In time, the duck who had been the prisoner of Biggoon also hatched out her young. Her friends came swimming around the mirria bush she had chosen for her nest and said, "Come along. Bring out your ducklings too. Teach them to love the water as we do." So, out she came with only two children behind her.
The other ducks began to quack and noisily gabble. "What are those?" they shrieked. "They are my children," said the duck with pride, although she, too, was very puzzled at her offspring's appearance being so different from that of the rest of the tribe. Instead of down feathers, they had soft fur and instead of two feet, they had four. Their bills were like those of the other ducks and their feet were webbed, but on the hind ones they were just beginning to show the points of a spear...like Biggoon always carried to be in readiness for his enemies.
"Take them away," cried the other mother ducks, flapping their wings and making a tremendous splash in the water. "Take them away. They are more like Biggoon than us. Look at their hind feet; the tip of his spear is sticking out from them already. Take them away. They do not belong to our tribe and have no right to be here. Take them away, or we shall kill them before they grow big enough to kill us!"
They were making such a commotion that the unfortunate little mother duck beat a hasty retreat with her two poor, despised children, of whom she had been so pleased despite their peculiarities.

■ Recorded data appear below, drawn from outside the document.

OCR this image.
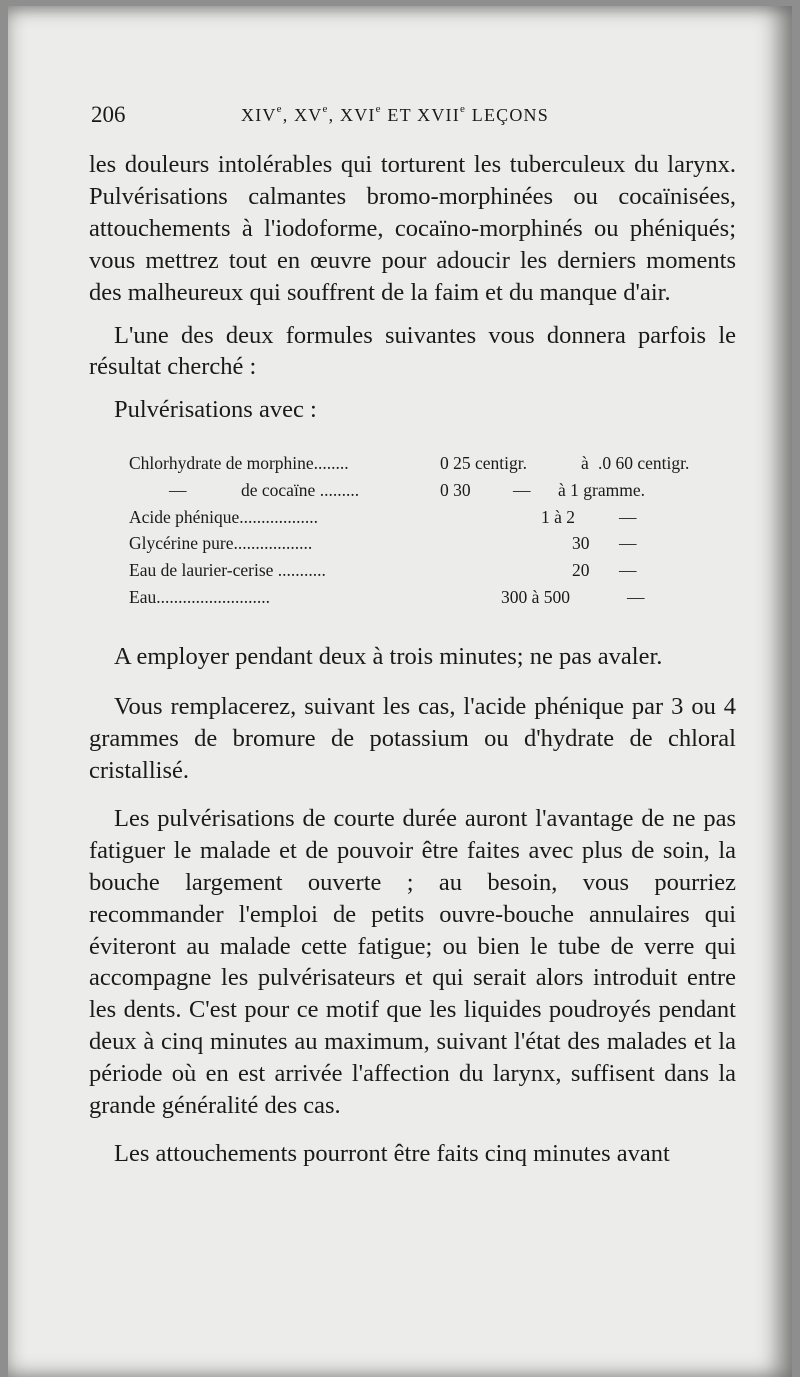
206	XIVe, XVe, XVIe ET XVIIe LEÇONS

les douleurs intolérables qui torturent les tuberculeux du larynx. Pulvérisations calmantes bromo-morphinées ou cocaïnisées, attouchements à l'iodoforme, cocaïno-morphinés ou phéniqués; vous mettrez tout en œuvre pour adoucir les derniers moments des malheureux qui souffrent de la faim et du manque d'air.

L'une des deux formules suivantes vous donnera parfois le résultat cherché :

Pulvérisations avec :

Chlorhydrate de morphine........	0 25 centigr.	à .0 60 centigr.
—	de cocaïne .........	0 30 — à 1 gramme.
Acide phénique..................	1 à 2	—
Glycérine pure..................	30 —
Eau de laurier-cerise ...........	20 —
Eau..........................	300 à 500	—

A employer pendant deux à trois minutes; ne pas avaler.

Vous remplacerez, suivant les cas, l'acide phénique par 3 ou 4 grammes de bromure de potassium ou d'hydrate de chloral cristallisé.

Les pulvérisations de courte durée auront l'avantage de ne pas fatiguer le malade et de pouvoir être faites avec plus de soin, la bouche largement ouverte ; au besoin, vous pourriez recommander l'emploi de petits ouvre-bouche annulaires qui éviteront au malade cette fatigue; ou bien le tube de verre qui accompagne les pulvérisateurs et qui serait alors introduit entre les dents. C'est pour ce motif que les liquides poudroyés pendant deux à cinq minutes au maximum, suivant l'état des malades et la période où en est arrivée l'affection du larynx, suffisent dans la grande généralité des cas.

Les attouchements pourront être faits cinq minutes avant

She had no idea where she should go. If she went down the creek, then Biggoon might catch her again and make her live in the burrow or even kill her children because they had webbed feet, a duck's bill and had hatched from eggs. He would be sure to say that they were not of HIS tribe. Nobody would ever care to claim them and there would never be anybody but herself who would care for them. She decided that the sooner she took them far away the better.
The little mother duck, followed closely by her babies, swam away upstream until she reached the mountains. There, she would be able to hide from all those who knew her and be at peace to raise her children. Further and further she travelled until the creek became narrow and scrubby on its banks and was so changed from the broad streams which flowed gently between the large unbroken plains of her noorumba, that she scarcely recognized it as the same body of water.
The little mother duck lived hidden in the mountains for a while but then she pined away and died because even her children, as they grew, saw how different they were from her and kept away by themselves until she felt too lonely and miserable to live...and far too unhappy to even try to find food.
The duck's offspring, however, lived on and began to thrive. They laid eggs and hatched out more children exactly like themselves until, at last, pair by pair, they increased so much that they inhabited all the mountains and creeks.
There, they still live today...the heirs of Biggoon. A tribe quite apart and separate from any other with their mother's webbed feet and their father's soft fur. The native Australians call the species "Gayadari," but to the rest of world, they are known as the Duck-Billed Platypus.